U.S. safety regulators are investigating Ford Motor Co.’s Fusion and Mercury Milan sedans from the 2007 to 2009 model years for brakes that may fail in certain conditions, the National Highway Traffic Safety Administration said on Tuesday.
There have been three reported crashes related to this issue, but no injuries, NHTSA and Ford officials said.
The probe was opened on Dec. 20 and involves one of Ford’s most popular models, the Fusion. The Milan is no longer produced.
The probe can lead to a safety recall but is short of one at this point.
A report on the NHTSA website showed that when the sedans go over rough or uneven surfaces, such as a manhole cover, or on slippery roads, the anti-lock braking system may not work properly.
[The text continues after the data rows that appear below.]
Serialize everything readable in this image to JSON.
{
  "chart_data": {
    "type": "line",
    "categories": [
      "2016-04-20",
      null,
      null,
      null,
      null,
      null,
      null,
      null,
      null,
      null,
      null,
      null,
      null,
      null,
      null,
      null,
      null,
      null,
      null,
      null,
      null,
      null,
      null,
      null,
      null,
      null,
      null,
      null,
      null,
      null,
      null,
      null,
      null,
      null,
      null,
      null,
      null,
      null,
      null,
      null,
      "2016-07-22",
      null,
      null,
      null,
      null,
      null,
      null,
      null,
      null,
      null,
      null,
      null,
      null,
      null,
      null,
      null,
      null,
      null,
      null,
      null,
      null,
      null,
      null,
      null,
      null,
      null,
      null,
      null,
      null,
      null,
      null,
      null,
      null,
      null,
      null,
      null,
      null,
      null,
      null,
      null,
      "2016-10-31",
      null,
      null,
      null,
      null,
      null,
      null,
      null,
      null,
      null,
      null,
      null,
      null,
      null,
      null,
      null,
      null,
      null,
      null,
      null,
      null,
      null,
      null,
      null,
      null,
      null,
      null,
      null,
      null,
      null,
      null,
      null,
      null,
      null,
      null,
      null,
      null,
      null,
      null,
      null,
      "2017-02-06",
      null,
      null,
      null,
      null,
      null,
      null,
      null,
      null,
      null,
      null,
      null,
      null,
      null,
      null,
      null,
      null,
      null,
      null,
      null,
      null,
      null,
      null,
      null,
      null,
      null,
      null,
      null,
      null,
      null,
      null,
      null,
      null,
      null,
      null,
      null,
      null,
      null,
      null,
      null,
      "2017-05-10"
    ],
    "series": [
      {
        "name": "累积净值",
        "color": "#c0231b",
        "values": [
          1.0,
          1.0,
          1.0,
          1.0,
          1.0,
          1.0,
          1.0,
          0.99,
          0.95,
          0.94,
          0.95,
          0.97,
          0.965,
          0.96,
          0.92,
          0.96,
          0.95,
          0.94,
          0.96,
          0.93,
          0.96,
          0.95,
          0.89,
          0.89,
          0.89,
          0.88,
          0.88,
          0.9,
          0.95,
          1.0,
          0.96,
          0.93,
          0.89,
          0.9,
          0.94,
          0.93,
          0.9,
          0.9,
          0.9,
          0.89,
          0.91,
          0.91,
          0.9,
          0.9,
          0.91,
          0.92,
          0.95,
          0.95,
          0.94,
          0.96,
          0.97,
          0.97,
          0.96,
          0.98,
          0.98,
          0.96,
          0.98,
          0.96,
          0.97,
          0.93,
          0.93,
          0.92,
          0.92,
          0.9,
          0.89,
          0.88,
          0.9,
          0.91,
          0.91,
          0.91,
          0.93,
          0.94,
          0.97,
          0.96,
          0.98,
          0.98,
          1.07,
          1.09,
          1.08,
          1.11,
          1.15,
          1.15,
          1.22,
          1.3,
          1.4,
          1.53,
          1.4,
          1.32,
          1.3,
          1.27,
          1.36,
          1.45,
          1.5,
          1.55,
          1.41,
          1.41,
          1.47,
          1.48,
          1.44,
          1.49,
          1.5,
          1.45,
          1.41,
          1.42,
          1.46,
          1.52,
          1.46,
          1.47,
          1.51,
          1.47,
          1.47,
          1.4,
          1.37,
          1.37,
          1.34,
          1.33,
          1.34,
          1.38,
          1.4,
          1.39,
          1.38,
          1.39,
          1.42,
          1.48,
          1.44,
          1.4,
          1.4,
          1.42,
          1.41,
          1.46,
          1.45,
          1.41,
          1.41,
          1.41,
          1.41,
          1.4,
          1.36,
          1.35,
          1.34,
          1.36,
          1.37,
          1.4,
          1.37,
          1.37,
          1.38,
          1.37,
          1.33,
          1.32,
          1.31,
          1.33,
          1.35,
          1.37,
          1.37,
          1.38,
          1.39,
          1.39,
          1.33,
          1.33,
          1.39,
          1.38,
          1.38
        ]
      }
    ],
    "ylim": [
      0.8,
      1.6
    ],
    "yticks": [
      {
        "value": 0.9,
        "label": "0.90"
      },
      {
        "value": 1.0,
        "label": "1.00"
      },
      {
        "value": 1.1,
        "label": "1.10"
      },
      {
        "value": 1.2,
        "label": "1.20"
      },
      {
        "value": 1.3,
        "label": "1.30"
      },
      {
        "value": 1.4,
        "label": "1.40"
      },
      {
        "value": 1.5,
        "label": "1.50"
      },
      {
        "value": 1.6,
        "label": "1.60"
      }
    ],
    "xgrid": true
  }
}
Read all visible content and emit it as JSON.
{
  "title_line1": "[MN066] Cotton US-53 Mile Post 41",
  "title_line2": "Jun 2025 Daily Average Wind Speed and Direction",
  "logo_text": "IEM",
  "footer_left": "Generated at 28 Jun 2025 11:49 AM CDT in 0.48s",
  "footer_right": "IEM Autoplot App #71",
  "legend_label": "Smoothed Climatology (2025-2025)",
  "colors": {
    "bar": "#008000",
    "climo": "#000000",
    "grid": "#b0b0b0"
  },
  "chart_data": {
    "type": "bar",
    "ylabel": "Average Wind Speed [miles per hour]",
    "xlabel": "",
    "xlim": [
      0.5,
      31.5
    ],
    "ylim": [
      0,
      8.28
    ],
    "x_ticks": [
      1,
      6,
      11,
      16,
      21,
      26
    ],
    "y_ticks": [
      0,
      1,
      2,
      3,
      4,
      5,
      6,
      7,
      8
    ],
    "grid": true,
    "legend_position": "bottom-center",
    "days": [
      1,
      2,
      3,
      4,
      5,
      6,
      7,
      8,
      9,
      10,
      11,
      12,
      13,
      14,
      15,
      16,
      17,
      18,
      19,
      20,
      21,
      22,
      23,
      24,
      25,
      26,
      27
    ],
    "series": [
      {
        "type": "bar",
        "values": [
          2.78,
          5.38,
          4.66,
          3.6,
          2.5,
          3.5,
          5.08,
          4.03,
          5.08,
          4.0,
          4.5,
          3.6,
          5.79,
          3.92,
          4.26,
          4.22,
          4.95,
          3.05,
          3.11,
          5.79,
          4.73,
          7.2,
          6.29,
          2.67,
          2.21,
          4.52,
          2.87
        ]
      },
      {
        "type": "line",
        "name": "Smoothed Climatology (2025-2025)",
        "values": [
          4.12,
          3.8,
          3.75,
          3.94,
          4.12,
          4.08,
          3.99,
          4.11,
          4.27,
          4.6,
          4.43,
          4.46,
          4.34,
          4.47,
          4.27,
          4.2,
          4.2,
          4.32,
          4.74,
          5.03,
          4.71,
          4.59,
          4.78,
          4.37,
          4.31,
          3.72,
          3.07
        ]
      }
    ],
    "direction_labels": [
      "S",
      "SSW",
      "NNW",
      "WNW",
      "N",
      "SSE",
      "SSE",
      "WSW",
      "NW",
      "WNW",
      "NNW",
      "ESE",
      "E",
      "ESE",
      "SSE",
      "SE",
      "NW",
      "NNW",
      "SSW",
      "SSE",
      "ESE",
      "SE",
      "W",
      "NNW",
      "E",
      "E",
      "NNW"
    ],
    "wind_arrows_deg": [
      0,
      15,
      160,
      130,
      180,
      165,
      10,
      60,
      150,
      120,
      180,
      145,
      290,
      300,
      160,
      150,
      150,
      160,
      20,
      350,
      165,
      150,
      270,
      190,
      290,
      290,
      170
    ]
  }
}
This can increase the distance required to stop the cars, heightening the chance of a crash.
NHTSA said that in some cases, consumers complained that the brake pedal “goes soft” and often is reported as “going to the floor.” Also, drivers have said their cars have ended up in the flow of traffic when the vehicles did not stop as expected, such as at traffic signals.
Ford said it is cooperating with federal safety officials in the investigation.
The Fusion and Milan from these model years have been involved in several past recalls. The 2006-2011 Fusion and Milan sedans are among the 1.9 million Ford models affected by an ongoing massive Takata Corp. air bag recall that includes more than a dozen automakers.
In addition, 2010 and 2011 Fusion and Milan models were recalled for fuel tanks that may crack.